BAGDÁ – Um professor iraquiano liderando um grupo de estudantes num passeio a pé pelo centro histórico de Bagdá convida-os a parar e admirar um muro de pedra centenário erguido para proteger a cidade dos invasores mongóis.

Tal viagem teria sido impensável na capital iraquiana durante grande parte das últimas décadas devido às sucessivas guerras do país, onde Bagdad foi atacada no ar, alvo de homens-bomba e atingida por ataques com carros-bomba.

“Vários califas trabalharam nisso”, disse o líder da excursão e professor Muaffaq al-Tai, 83 anos, ao grupo enquanto eles passavam sob uma impressionante cúpula de tijolos, com smartphones e câmeras nas mãos.

Enfrentando uma onda de calor no outono, um dos organizadores da excursão, Abdullah Imad, 23 anos, gostou de poder ajudar a oferecer uma compreensão mais profunda da história de sua cidade natal.

“Antes, havia eventos de segurança… o interesse era limitado, quase inexistente”, disse Imad, estudante de arquitetura.

“Agora, o interesse está crescendo. A estabilidade regressou gradualmente a Bagdad. Queremos mostrar ao público o que tem para oferecer em termos de arquitetura, valor e identidade islâmica”, acrescentou.

Bagdá, fundada em 762 dC pelo califa abássida Abu Jaafar al-Mansur ao longo do rio Tigre, é há muito tempo um centro importante na sociedade árabe e islâmica.
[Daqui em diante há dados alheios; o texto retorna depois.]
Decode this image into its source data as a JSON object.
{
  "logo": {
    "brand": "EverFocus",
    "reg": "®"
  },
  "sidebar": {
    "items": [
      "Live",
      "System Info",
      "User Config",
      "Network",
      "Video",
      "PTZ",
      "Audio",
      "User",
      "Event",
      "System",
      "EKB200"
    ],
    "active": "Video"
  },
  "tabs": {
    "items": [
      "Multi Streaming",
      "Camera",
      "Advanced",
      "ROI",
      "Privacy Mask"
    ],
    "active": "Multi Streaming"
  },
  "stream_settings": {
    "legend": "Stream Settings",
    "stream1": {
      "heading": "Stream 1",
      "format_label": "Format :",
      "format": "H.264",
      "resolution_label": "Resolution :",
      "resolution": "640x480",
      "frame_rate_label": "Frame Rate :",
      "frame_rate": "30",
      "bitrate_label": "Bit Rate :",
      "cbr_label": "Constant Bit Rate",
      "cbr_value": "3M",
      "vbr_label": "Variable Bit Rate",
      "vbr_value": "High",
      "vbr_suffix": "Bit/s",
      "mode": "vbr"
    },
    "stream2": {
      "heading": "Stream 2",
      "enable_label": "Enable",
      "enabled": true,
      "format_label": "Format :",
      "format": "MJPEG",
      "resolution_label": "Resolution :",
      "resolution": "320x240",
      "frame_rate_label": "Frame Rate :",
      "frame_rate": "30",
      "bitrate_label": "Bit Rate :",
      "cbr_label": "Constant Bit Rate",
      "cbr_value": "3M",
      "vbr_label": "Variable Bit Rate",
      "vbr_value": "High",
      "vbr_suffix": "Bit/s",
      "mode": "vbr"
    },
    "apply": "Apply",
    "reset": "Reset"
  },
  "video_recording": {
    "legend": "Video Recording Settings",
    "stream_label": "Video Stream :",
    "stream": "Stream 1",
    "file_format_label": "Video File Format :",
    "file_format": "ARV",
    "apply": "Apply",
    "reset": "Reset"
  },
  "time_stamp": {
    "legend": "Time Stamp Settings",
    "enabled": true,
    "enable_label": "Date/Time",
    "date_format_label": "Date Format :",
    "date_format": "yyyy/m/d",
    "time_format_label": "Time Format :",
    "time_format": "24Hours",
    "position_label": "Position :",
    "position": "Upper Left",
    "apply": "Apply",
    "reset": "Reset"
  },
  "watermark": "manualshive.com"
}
No século XX, prosperou como uma cidade árabe moderna, com universidades de topo, um cenário cultural vibrante e excelentes cuidados de saúde.

No entanto, décadas de guerra e opressão desde o final da década de 1970, incluindo a violência sectária após a invasão liderada pelos EUA em 2003 e a ascensão do ISIS em 2014, levaram a um declínio significativo.

Uma estabilidade frágil emergiu desde a derrota do grupo terrorista em 2017. Permitiu um maior foco nas infraestruturas e no cenário cultural de Bagdad.

Cerca de 30 estudantes e fotógrafos amadores passearam pelo centro da cidade, passando por um palácio abássida de 800 anos com um pátio interno adornado com fachadas de tijolos, arcos e relevos arabescos.

Eles também visitaram Bab al-Wastani, ou Portão Central, construído por volta do século XII, com ameias e flanqueado por grossas paredes.

A Sra. Fatima al-Moqdad, uma arquitecta de 28 anos, disse que o interesse renovado pelo património do Iraque é “uma fonte de esperança para uma mudança positiva na nossa identidade, no nosso património e na sua preservação”.

“Quando os jovens navegam na Internet, veem como outras nações cuidam do seu património. Eles querem e merecem o mesmo”, acrescentou ela.

Em Bagdá, onde vivem nove milhões de pessoas, tuk-tuks, motocicletas e táxis amarelos competem por espaço com carregadores empurrando carrinhos cheios de mercadorias.